High complexity + Low change rate: Seriously ask yourself: does this product already exist? Your time building it has a real opportunity cost, even if the maintenance burden is manageable.
High complexity + High change rate: This is the danger zone. This is where most people are vibe coding full applications and OpenClaw-automating complex workflows. Every dependency is a ticking clock. Every upstream update is a fire drill.
Most of the flashy demos you see on social media? They live in that last quadrant. And nobody shows you what happens six months later.

What the Average Business Person Should Actually Do
Let me speak directly to you if you’re a solopreneur, a small business owner, a creator, a freelancer, someone who isn’t a developer and doesn’t want to become one.

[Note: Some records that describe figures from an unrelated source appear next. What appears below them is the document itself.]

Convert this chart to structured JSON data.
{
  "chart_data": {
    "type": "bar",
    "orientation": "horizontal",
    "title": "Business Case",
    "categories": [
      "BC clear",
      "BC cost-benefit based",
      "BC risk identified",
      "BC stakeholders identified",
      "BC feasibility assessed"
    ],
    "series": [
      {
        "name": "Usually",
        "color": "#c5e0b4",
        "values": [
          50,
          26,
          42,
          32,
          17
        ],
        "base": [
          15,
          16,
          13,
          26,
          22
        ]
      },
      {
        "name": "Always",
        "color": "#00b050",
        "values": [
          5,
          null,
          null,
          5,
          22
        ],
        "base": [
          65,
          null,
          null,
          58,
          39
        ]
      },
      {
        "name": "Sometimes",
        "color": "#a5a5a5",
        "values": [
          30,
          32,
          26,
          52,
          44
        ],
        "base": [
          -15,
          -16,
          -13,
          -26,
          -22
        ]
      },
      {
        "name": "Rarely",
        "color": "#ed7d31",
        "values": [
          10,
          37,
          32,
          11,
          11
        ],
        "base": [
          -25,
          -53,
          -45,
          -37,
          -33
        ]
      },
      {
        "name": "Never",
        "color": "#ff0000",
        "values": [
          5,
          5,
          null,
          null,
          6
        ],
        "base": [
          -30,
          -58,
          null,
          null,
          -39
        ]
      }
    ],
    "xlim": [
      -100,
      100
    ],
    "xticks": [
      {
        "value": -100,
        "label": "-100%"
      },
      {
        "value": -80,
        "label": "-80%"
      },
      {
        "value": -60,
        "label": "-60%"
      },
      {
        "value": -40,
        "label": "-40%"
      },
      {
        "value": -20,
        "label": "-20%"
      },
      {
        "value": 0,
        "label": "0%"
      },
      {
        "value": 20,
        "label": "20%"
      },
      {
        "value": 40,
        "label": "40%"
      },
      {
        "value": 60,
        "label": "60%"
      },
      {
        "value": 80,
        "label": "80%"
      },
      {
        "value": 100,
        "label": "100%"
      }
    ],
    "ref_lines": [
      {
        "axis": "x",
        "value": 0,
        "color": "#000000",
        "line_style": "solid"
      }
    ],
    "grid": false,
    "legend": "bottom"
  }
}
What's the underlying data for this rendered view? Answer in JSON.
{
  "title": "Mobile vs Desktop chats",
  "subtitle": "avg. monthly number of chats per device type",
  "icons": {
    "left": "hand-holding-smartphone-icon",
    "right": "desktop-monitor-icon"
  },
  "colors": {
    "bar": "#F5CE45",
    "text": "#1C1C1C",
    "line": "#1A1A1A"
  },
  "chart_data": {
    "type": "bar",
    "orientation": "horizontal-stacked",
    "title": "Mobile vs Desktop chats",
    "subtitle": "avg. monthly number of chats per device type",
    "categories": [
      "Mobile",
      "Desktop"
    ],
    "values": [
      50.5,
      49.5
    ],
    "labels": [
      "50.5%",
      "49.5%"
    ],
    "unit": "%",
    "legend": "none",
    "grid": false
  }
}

Your time is your most valuable asset. Every hour you spend debugging a broken automation is an hour you didn’t spend on sales, content, client work, or strategy. The Automation Tax isn’t paid in money. It’s paid in the thing you can never get back.
Here’s my honest recommendation:
Use AI to enhance your workflow, not to replace your software stack. AI is incredible for drafting content, analyzing data, brainstorming, summarizing documents, and accelerating your thinking. That’s where the ROI is enormous and the maintenance burden is zero.

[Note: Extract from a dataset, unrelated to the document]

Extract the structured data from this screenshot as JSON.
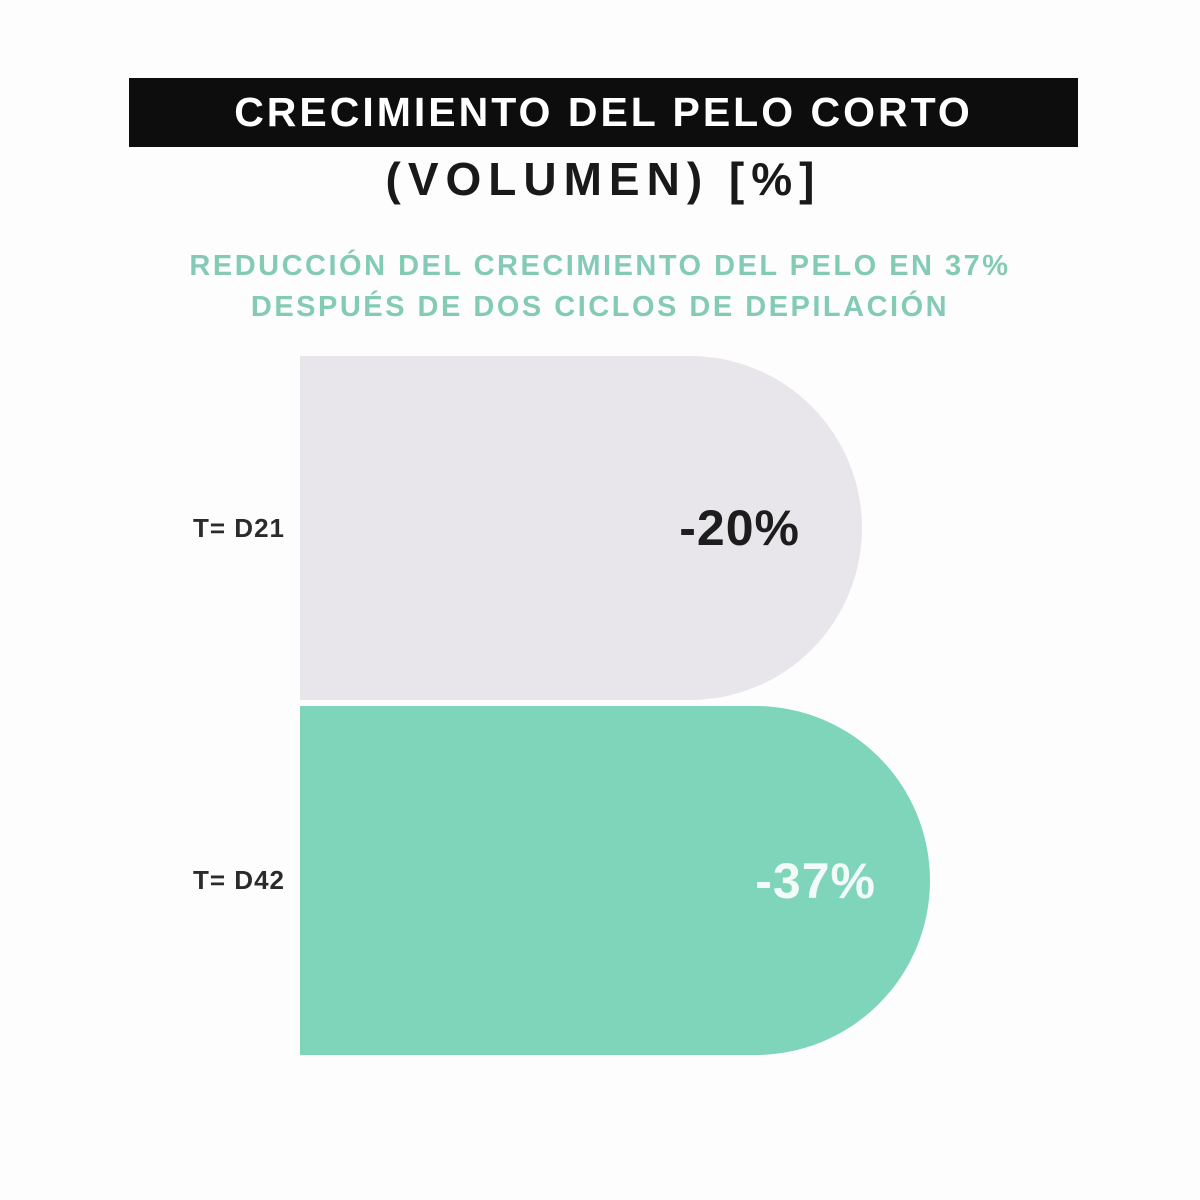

Pay for established solutions when they exist. If someone has already built the tool you need, and they have a team maintaining it, updating it, and securing it, that $20/month subscription is the best deal in business. You’re not paying for the software. You’re paying to not maintain the software.
Reserve vibe coding and DIY automation for genuinely unique problems. If no product exists for your specific workflow, if you need something truly custom, and if it falls in the low-complexity / low-change-rate quadrant, build it. That’s the sweet spot where AI-assisted building actually delivers on its promise.

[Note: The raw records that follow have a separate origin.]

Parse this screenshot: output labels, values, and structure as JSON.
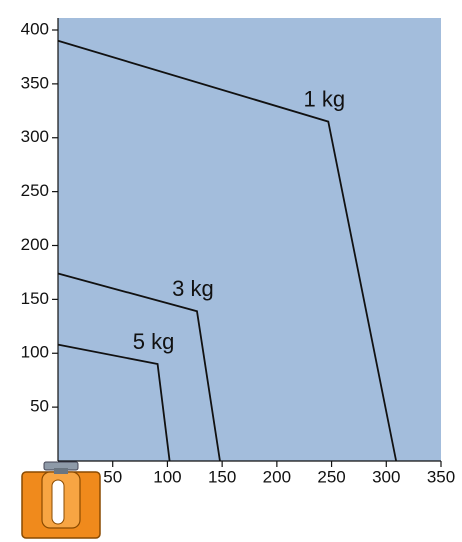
{
  "chart_data": {
    "type": "line",
    "series": [
      {
        "name": "1 kg",
        "color": "#111111",
        "x": [
          0,
          247,
          309
        ],
        "values": [
          390,
          315,
          0
        ]
      },
      {
        "name": "3 kg",
        "color": "#111111",
        "x": [
          0,
          127,
          148
        ],
        "values": [
          174,
          139,
          0
        ]
      },
      {
        "name": "5 kg",
        "color": "#111111",
        "x": [
          0,
          91,
          102
        ],
        "values": [
          108,
          90,
          0
        ]
      }
    ],
    "xlim": [
      0,
      350
    ],
    "ylim": [
      0,
      400
    ],
    "xticks": [
      50,
      100,
      150,
      200,
      250,
      300,
      350
    ],
    "yticks": [
      50,
      100,
      150,
      200,
      250,
      300,
      350,
      400
    ],
    "background": "#a3bddc"
  }
}
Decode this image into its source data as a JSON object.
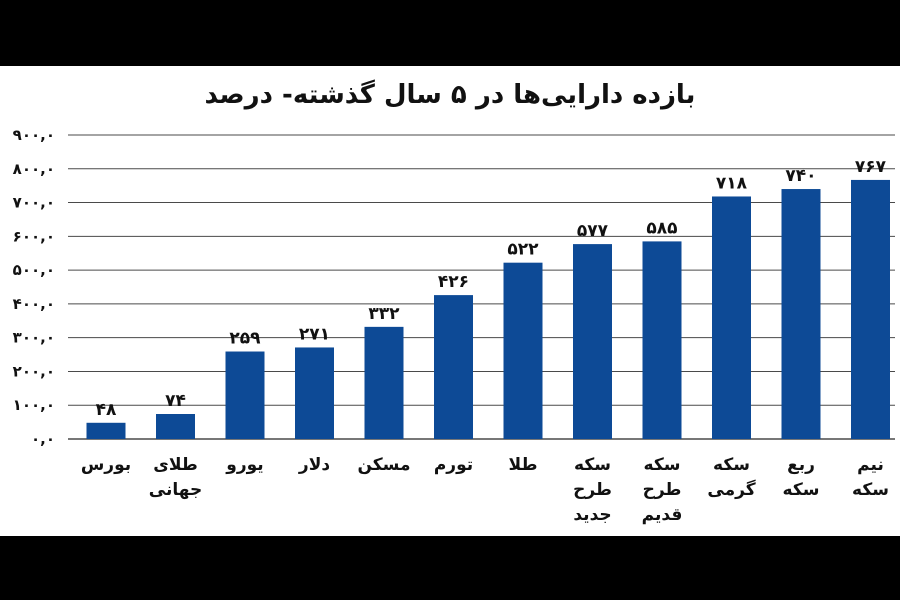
{
  "chart_data": {
    "type": "bar",
    "title": "بازده دارایی‌ها در ۵ سال گذشته- درصد",
    "categories": [
      [
        "بورس"
      ],
      [
        "طلای",
        "جهانی"
      ],
      [
        "یورو"
      ],
      [
        "دلار"
      ],
      [
        "مسکن"
      ],
      [
        "تورم"
      ],
      [
        "طلا"
      ],
      [
        "سکه",
        "طرح",
        "جدید"
      ],
      [
        "سکه",
        "طرح",
        "قدیم"
      ],
      [
        "سکه",
        "گرمی"
      ],
      [
        "ربع",
        "سکه"
      ],
      [
        "نیم",
        "سکه"
      ]
    ],
    "values": [
      48,
      74,
      259,
      271,
      332,
      426,
      522,
      577,
      585,
      718,
      740,
      767
    ],
    "value_labels": [
      "۴۸",
      "۷۴",
      "۲۵۹",
      "۲۷۱",
      "۳۳۲",
      "۴۲۶",
      "۵۲۲",
      "۵۷۷",
      "۵۸۵",
      "۷۱۸",
      "۷۴۰",
      "۷۶۷"
    ],
    "ylim": [
      0,
      900
    ],
    "yticks": [
      0,
      100,
      200,
      300,
      400,
      500,
      600,
      700,
      800,
      900
    ],
    "ytick_labels": [
      "۰,۰",
      "۱۰۰,۰",
      "۲۰۰,۰",
      "۳۰۰,۰",
      "۴۰۰,۰",
      "۵۰۰,۰",
      "۶۰۰,۰",
      "۷۰۰,۰",
      "۸۰۰,۰",
      "۹۰۰,۰"
    ],
    "grid": true,
    "bar_color": "#0d4a96",
    "grid_color": "#4a4a4a"
  }
}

Treat OpenClaw and similar tools as power-user territory. If you’re technically inclined, comfortable with the command line, and willing to invest ongoing time in maintenance and security, OpenClaw is a genuinely powerful tool. But if you’re a business owner who values your time and didn’t sign up for a side-quest career in DevOps, this isn’t a shortcut. It’s a detour. And a long one.

The Real Opportunity in AI
Here’s what I think gets lost in all the vibe coding hype: the biggest opportunity in AI isn’t building software.
It’s thinking better. It’s having a conversation with an AI that challenges your assumptions. It’s feeding it your data and getting insights you would have missed. It’s drafting a proposal in 10 minutes that would have taken 3 hours. It’s brainstorming 50 headlines and picking the best one.
None of that requires you to maintain anything. None of it breaks when Chrome updates. None of it leaves a WebSocket attack vector open on your local machine.
The Automation Tax is real. The question isn’t whether you can build it yourself. You absolutely can. The question is whether the ongoing cost of ownership is worth it when your actual job is something else entirely.
For most people, the answer is no.
The smartest thing you can do with AI in 2026 isn’t building more software. It’s knowing when not to.